Michael Foxton 

Bedside stories

The junior doctor is called to the ward at an unusually civilised hour - and ends up making trouble for himself. By Michael Foxton.
  
  


So it's three o'clock in the morning and I get called to the ward on call. Ha! Fooled you. Actually it's 10 at night. So I'm far from grumpy. Actually, I'm in rather a good mood. I trundle over to the ward, all smiles. The nurses look worried. "We need you to rewrite some PRN."

Now, PRN are tablets that the nurses dish out when they need to. Rewriting it is often a source of tedious friction. Doctors on call get miffed about doing it at night, when the chart runs out of spaces, because really that sort of thing should get sorted during the day. I understand that to you that seems really boring and petty. To us it is the difference between sleeping and not. Remember, they use sleep deprivation to torture people rather effectively in some places. So now you know. But I'm far from miffed. I'm in a good mood. It's only 10 at night.

"Thanks doctor, he's really distressed and he just needs some more lorazepam."

Now, watch how I make all kinds of unnecessary trouble for myself. Normally, you just rewrite the chart and do a runner. But remember it's only 10 at night, and for some reason I'm in the mood to be a proper psychiatrist. "Does he really need it?" I ask. Everyone looks at me suspiciously. I mean, people come into hospital depressed, usually because they present a suicide risk, or we need to tinker with complicated medication. But it's OK to have feelings. Even bad ones. Admitting someone to a psychiatric ward and filling them up with drugs to stop them feeling anything, that is the oldest cliche in the book.
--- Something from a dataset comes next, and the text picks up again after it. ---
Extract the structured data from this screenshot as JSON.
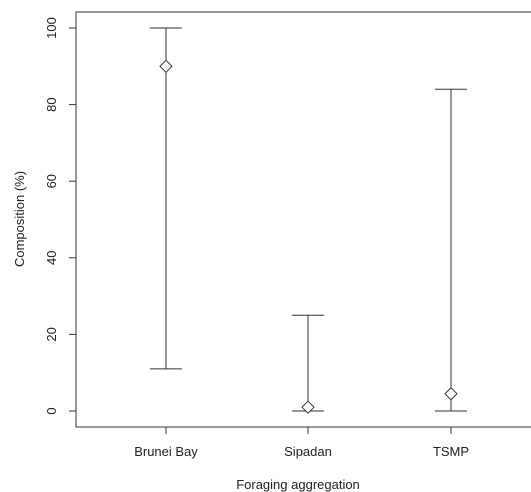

We don't do things like that any more unless we have to.

I grab the notes, with the uncomfortable feeling that people are starting to think I'm questioning their professional judgement. In many ways, psychiatric nurses are amazing. They work in the same place for years, unlike a lot of medical wards that are full of agency staff, and they always know the patients better than you. You could go through the whole of your career doing exactly what they tell you to do and everything would be fine.

But lorazepam is the same as mother's little helpers. It is a benzo; a nice warm feeling in a pill. It is an easy way to make things manageable for everyone in the short term. It is like drinking. It is too easy. In a parallel universe I would have swallowed a textbook, and be standing here shamelessly in front of you, talking about how it is an institutionalised maladaptive coping strategy.

They point out of the window at a man who is utterly - and I mean utterly - distraught. We have a quick chat, and he is painfully, gut-wrenchingly unhappy. My first impulse is to do anything I humanly can to make it stop. I look back at the notes. Nowhere does it say that part of their plan is to repress all emotions with benzos. But it wouldn't, would it? These things just develop gradually. It would be an easy thing to miss. And looking at the chart, it only ever happens at night, when there are always different staff on. And the doctor's signatures on the chart are all different, so they're probably duty doctors too.

I look up. Everyone is baffled that I haven't just rewritten it and buggered off, including me. Who do I think I am? Some junior doctor who was working in A&E nine months ago. It is the easiest thing in the world to rewrite it.

I think back to this afternoon, and our history of psychiatry teaching. You know, 30 years ago, when we were just starting to get a handle on drugs for psychiatric problems, we were dishing out these tablets called Dexamyl, that were half-amphetamine and half-barbiturates, like they were Smarties. "The antidepressant that works in an hour" was the strapline. I can think of plenty of street dealers who would happily provide a similar service.

What a drug: but more than that, how great it must have felt, as a doctor, to be presented with distressed depressed patients, and for it to feel like the best and most natural thing in the world to give them a mixture of uppers and downers, and make it all go away. Imagine how grateful the patients must have been. Imagine not thinking there was anything wrong with it.

I look at the chart. I look at the nurses. I take a long look at the patient. And I find myself rewriting the chart, looking at no one, and mumble something I hope is helpful, about maybe trying to avoid giving them out too often. And while I scribble something quickly in the notes, I wonder what it would be like to be good at my job, and how I'd ever know if I was.